As with all food, you need to work the diabetes food into your individualised meal plan in appropriate portions.
All of the food in this list has a low glycemic index or GI and provide key nutrients that are lacking in the typical western diet such as:
calcium potassium fibre magnesium vitamins A (as carotenoids), C, and E.
There isn’t research that clearly points to supplementation, so always think first about getting your nutrients from foods. Below is a list of food to include in your diet.
Beans Whether you prefer kidney, pinto, navy or black beans, you can’t find better nutrition than that provided by beans. They are very high in fibre giving you about 1/3 of your daily requirement in just a ½ cup and are also good sources of magnesium, and potassium.
They are considered starchy vegetables but a ½ cup provides as much protein as an ounce of meat without the saturated fat. To save time you can use canned beans, but be sure to drain and rinse them to get rid of as much sodium as possible.
Dark Green Leafy Vegetables Spinach, collards, kale – these powerhouse foods are so low in calories and carbohydrates, you can’t eat too much.
Citrus Fruit Grapefruit, oranges, lemons and limes. Pick your favorites and get part of your daily dose of soluble fiber and vitamin C.
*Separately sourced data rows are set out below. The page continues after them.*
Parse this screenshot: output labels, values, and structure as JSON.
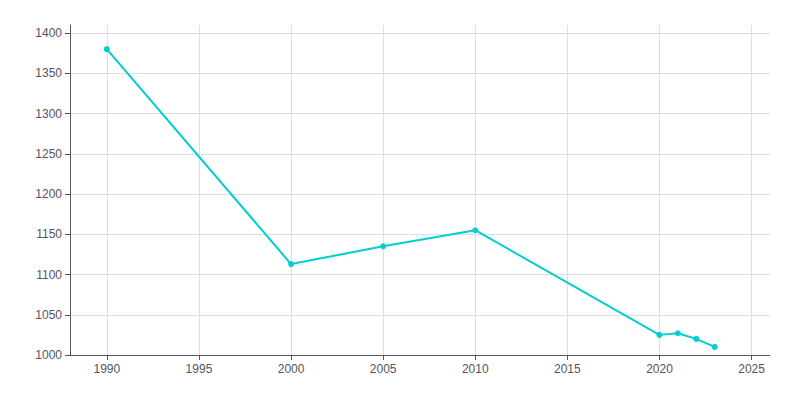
{
  "chart_data": {
    "type": "line",
    "x": [
      1990,
      2000,
      2005,
      2010,
      2020,
      2021,
      2022,
      2023
    ],
    "values": [
      1380,
      1113,
      1135,
      1155,
      1025,
      1027,
      1020,
      1010
    ],
    "color": "#00CED1",
    "marker": "circle",
    "xlim": [
      1988,
      2026
    ],
    "ylim": [
      1000,
      1410
    ],
    "xticks": [
      1990,
      1995,
      2000,
      2005,
      2010,
      2015,
      2020,
      2025
    ],
    "yticks": [
      1000,
      1050,
      1100,
      1150,
      1200,
      1250,
      1300,
      1350,
      1400
    ],
    "grid": true
  }
}
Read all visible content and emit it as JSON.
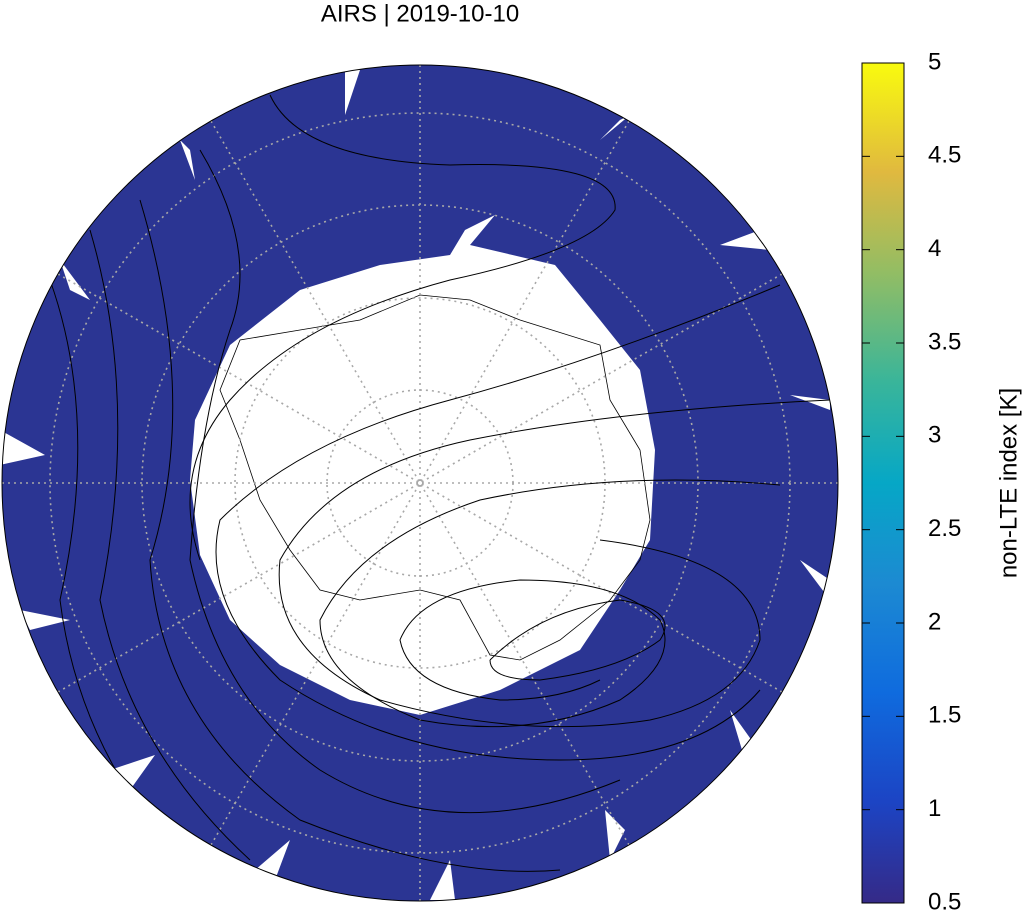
{
  "title": "AIRS | 2019-10-10",
  "colorbar": {
    "label": "non-LTE index [K]",
    "lim": [
      0.5,
      5
    ],
    "ticks": [
      0.5,
      1,
      1.5,
      2,
      2.5,
      3,
      3.5,
      4,
      4.5,
      5
    ]
  }
}
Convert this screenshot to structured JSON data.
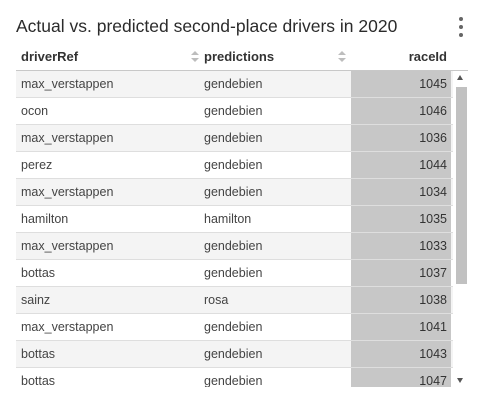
{
  "title": "Actual vs. predicted second-place drivers in 2020",
  "icons": {
    "menu": "kebab-menu-icon",
    "sort": "sort-icon"
  },
  "table": {
    "columns": [
      {
        "label": "driverRef"
      },
      {
        "label": "predictions"
      },
      {
        "label": "raceId"
      }
    ],
    "rows": [
      {
        "driverRef": "max_verstappen",
        "predictions": "gendebien",
        "raceId": "1045"
      },
      {
        "driverRef": "ocon",
        "predictions": "gendebien",
        "raceId": "1046"
      },
      {
        "driverRef": "max_verstappen",
        "predictions": "gendebien",
        "raceId": "1036"
      },
      {
        "driverRef": "perez",
        "predictions": "gendebien",
        "raceId": "1044"
      },
      {
        "driverRef": "max_verstappen",
        "predictions": "gendebien",
        "raceId": "1034"
      },
      {
        "driverRef": "hamilton",
        "predictions": "hamilton",
        "raceId": "1035"
      },
      {
        "driverRef": "max_verstappen",
        "predictions": "gendebien",
        "raceId": "1033"
      },
      {
        "driverRef": "bottas",
        "predictions": "gendebien",
        "raceId": "1037"
      },
      {
        "driverRef": "sainz",
        "predictions": "rosa",
        "raceId": "1038"
      },
      {
        "driverRef": "max_verstappen",
        "predictions": "gendebien",
        "raceId": "1041"
      },
      {
        "driverRef": "bottas",
        "predictions": "gendebien",
        "raceId": "1043"
      },
      {
        "driverRef": "bottas",
        "predictions": "gendebien",
        "raceId": "1047"
      }
    ]
  },
  "colors": {
    "highlight_column": "#c7c7c7",
    "row_stripe": "#f4f4f4"
  }
}
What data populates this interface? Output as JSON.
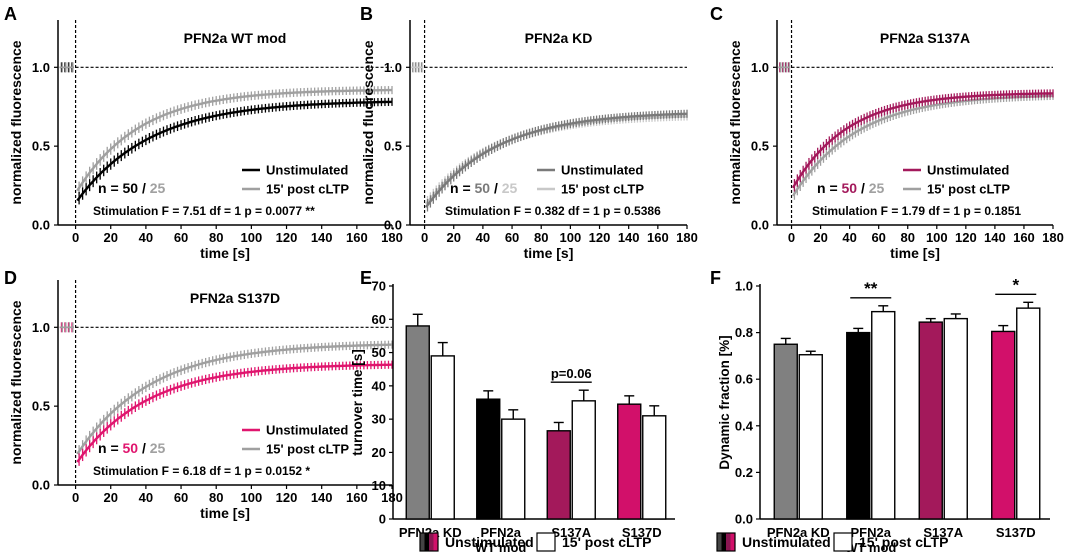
{
  "figure": {
    "bottom_legend": [
      {
        "label": "Unstimulated",
        "swatch_colors": [
          "#444444",
          "#000000",
          "#8a1652",
          "#d2106a"
        ]
      },
      {
        "label": "15' post cLTP",
        "swatch_colors": [
          "#ffffff"
        ]
      }
    ]
  },
  "chart_data": [
    {
      "panel": "A",
      "type": "line",
      "title": "PFN2a WT mod",
      "xlabel": "time [s]",
      "ylabel": "normalized fluorescence",
      "xlim": [
        -10,
        180
      ],
      "ylim": [
        0,
        1.3
      ],
      "xticks": [
        "0",
        "20",
        "40",
        "60",
        "80",
        "100",
        "120",
        "140",
        "160",
        "180"
      ],
      "yticks": [
        "0.0",
        "0.5",
        "1.0"
      ],
      "reference_line": 1.0,
      "series": [
        {
          "name": "Unstimulated",
          "color": "#000000",
          "plateau": 0.79,
          "start": 0.14,
          "tau": 42
        },
        {
          "name": "15' post cLTP",
          "color": "#a0a0a0",
          "plateau": 0.86,
          "start": 0.2,
          "tau": 36
        }
      ],
      "n_label": {
        "prefix": "n = ",
        "a": "50",
        "sep": " / ",
        "b": "25",
        "a_color": "#000000",
        "b_color": "#a0a0a0"
      },
      "stats": "Stimulation  F = 7.51  df = 1  p = 0.0077 **"
    },
    {
      "panel": "B",
      "type": "line",
      "title": "PFN2a KD",
      "xlabel": "time [s]",
      "ylabel": "normalized fluorescence",
      "xlim": [
        -10,
        180
      ],
      "ylim": [
        0,
        1.3
      ],
      "xticks": [
        "0",
        "20",
        "40",
        "60",
        "80",
        "100",
        "120",
        "140",
        "160",
        "180"
      ],
      "yticks": [
        "0.0",
        "0.5",
        "1.0"
      ],
      "reference_line": 1.0,
      "series": [
        {
          "name": "Unstimulated",
          "color": "#7a7a7a",
          "plateau": 0.72,
          "start": 0.1,
          "tau": 48
        },
        {
          "name": "15' post cLTP",
          "color": "#c8c8c8",
          "plateau": 0.7,
          "start": 0.12,
          "tau": 46
        }
      ],
      "n_label": {
        "prefix": "n = ",
        "a": "50",
        "sep": " / ",
        "b": "25",
        "a_color": "#7a7a7a",
        "b_color": "#c8c8c8"
      },
      "stats": "Stimulation  F = 0.382  df = 1  p = 0.5386"
    },
    {
      "panel": "C",
      "type": "line",
      "title": "PFN2a S137A",
      "xlabel": "time [s]",
      "ylabel": "normalized fluorescence",
      "xlim": [
        -10,
        180
      ],
      "ylim": [
        0,
        1.3
      ],
      "xticks": [
        "0",
        "20",
        "40",
        "60",
        "80",
        "100",
        "120",
        "140",
        "160",
        "180"
      ],
      "yticks": [
        "0.0",
        "0.5",
        "1.0"
      ],
      "reference_line": 1.0,
      "series": [
        {
          "name": "Unstimulated",
          "color": "#a3195b",
          "plateau": 0.84,
          "start": 0.22,
          "tau": 38
        },
        {
          "name": "15' post cLTP",
          "color": "#a0a0a0",
          "plateau": 0.83,
          "start": 0.17,
          "tau": 44
        }
      ],
      "n_label": {
        "prefix": "n = ",
        "a": "50",
        "sep": " / ",
        "b": "25",
        "a_color": "#a3195b",
        "b_color": "#a0a0a0"
      },
      "stats": "Stimulation  F = 1.79  df = 1  p = 0.1851"
    },
    {
      "panel": "D",
      "type": "line",
      "title": "PFN2a S137D",
      "xlabel": "time [s]",
      "ylabel": "normalized fluorescence",
      "xlim": [
        -10,
        180
      ],
      "ylim": [
        0,
        1.3
      ],
      "xticks": [
        "0",
        "20",
        "40",
        "60",
        "80",
        "100",
        "120",
        "140",
        "160",
        "180"
      ],
      "yticks": [
        "0.0",
        "0.5",
        "1.0"
      ],
      "reference_line": 1.0,
      "series": [
        {
          "name": "Unstimulated",
          "color": "#e0156e",
          "plateau": 0.77,
          "start": 0.13,
          "tau": 40
        },
        {
          "name": "15' post cLTP",
          "color": "#a0a0a0",
          "plateau": 0.9,
          "start": 0.18,
          "tau": 42
        }
      ],
      "n_label": {
        "prefix": "n = ",
        "a": "50",
        "sep": " / ",
        "b": "25",
        "a_color": "#e0156e",
        "b_color": "#a0a0a0"
      },
      "stats": "Stimulation  F = 6.18  df = 1  p = 0.0152 *"
    },
    {
      "panel": "E",
      "type": "bar",
      "ylabel": "turnover time [s]",
      "ylim": [
        0,
        70
      ],
      "yticks": [
        "0",
        "10",
        "20",
        "30",
        "40",
        "50",
        "60",
        "70"
      ],
      "categories": [
        "PFN2a KD",
        "PFN2a\nWT mod",
        "S137A",
        "S137D"
      ],
      "series": [
        {
          "name": "Unstimulated",
          "values": [
            58,
            36,
            26.5,
            34.5
          ],
          "errors": [
            3.5,
            2.5,
            2.5,
            2.5
          ],
          "colors": [
            "#808080",
            "#000000",
            "#a3195b",
            "#d2106a"
          ]
        },
        {
          "name": "15' post cLTP",
          "values": [
            49,
            30,
            35.5,
            31
          ],
          "errors": [
            4,
            2.8,
            3.2,
            3
          ],
          "colors": [
            "#ffffff",
            "#ffffff",
            "#ffffff",
            "#ffffff"
          ]
        }
      ],
      "annotations": [
        {
          "group": 2,
          "text": "p=0.06"
        }
      ]
    },
    {
      "panel": "F",
      "type": "bar",
      "ylabel": "Dynamic fraction [%]",
      "ylim": [
        0,
        1.0
      ],
      "yticks": [
        "0.0",
        "0.2",
        "0.4",
        "0.6",
        "0.8",
        "1.0"
      ],
      "categories": [
        "PFN2a KD",
        "PFN2a\nWT mod",
        "S137A",
        "S137D"
      ],
      "series": [
        {
          "name": "Unstimulated",
          "values": [
            0.75,
            0.8,
            0.845,
            0.805
          ],
          "errors": [
            0.025,
            0.018,
            0.015,
            0.025
          ],
          "colors": [
            "#808080",
            "#000000",
            "#a3195b",
            "#d2106a"
          ]
        },
        {
          "name": "15' post cLTP",
          "values": [
            0.705,
            0.89,
            0.86,
            0.905
          ],
          "errors": [
            0.015,
            0.025,
            0.02,
            0.025
          ],
          "colors": [
            "#ffffff",
            "#ffffff",
            "#ffffff",
            "#ffffff"
          ]
        }
      ],
      "annotations": [
        {
          "group": 1,
          "text": "**"
        },
        {
          "group": 3,
          "text": "*"
        }
      ]
    }
  ]
}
Sweet Potatoes A starchy vegetable packed full of vitamin A and fibre. Try in place of regular potatoes for a lower GI alternative.
Berries Which are your favourites: blueberries, strawberries or another variety? Regardless, they are all packed with antioxidants, vitamins and fibre. dessert.
Tomatoes An old standby where everyone can find a favourite. The good news is that no matter how you like your tomatoes, pureed, raw, or in a sauce, you’re eating vital nutrients like vitamin C, iron, vitamin E.
Fish High in Omega-3 Fatty Acids Salmon is a favorite in this category. Stay away from the breaded and deep fat fried variety… they don’t count in your goal of 6-9 ounces of fish per week.
Whole Grains It’s the germ and bran of the whole grain you’re after. It contains all the nutrients a grain product has to offer. When you purchase processed grains like bread made from enriched wheat flour, you don’t get these. A few more of the nutrients these foods offer are magnesium, chromium, omega 3 fatty acids and folate.
Pearled barley and oatmeal are a source of fibre and potassium.
Nuts An ounce of nuts can go a long way in providing key healthy fats along with hunger management. Other benefits are a dose of magnesium and fibre.
Some nuts and seeds, such as sesame seeds and oil, walnuts and flax seeds and oil, also contain omega-3 fatty acids.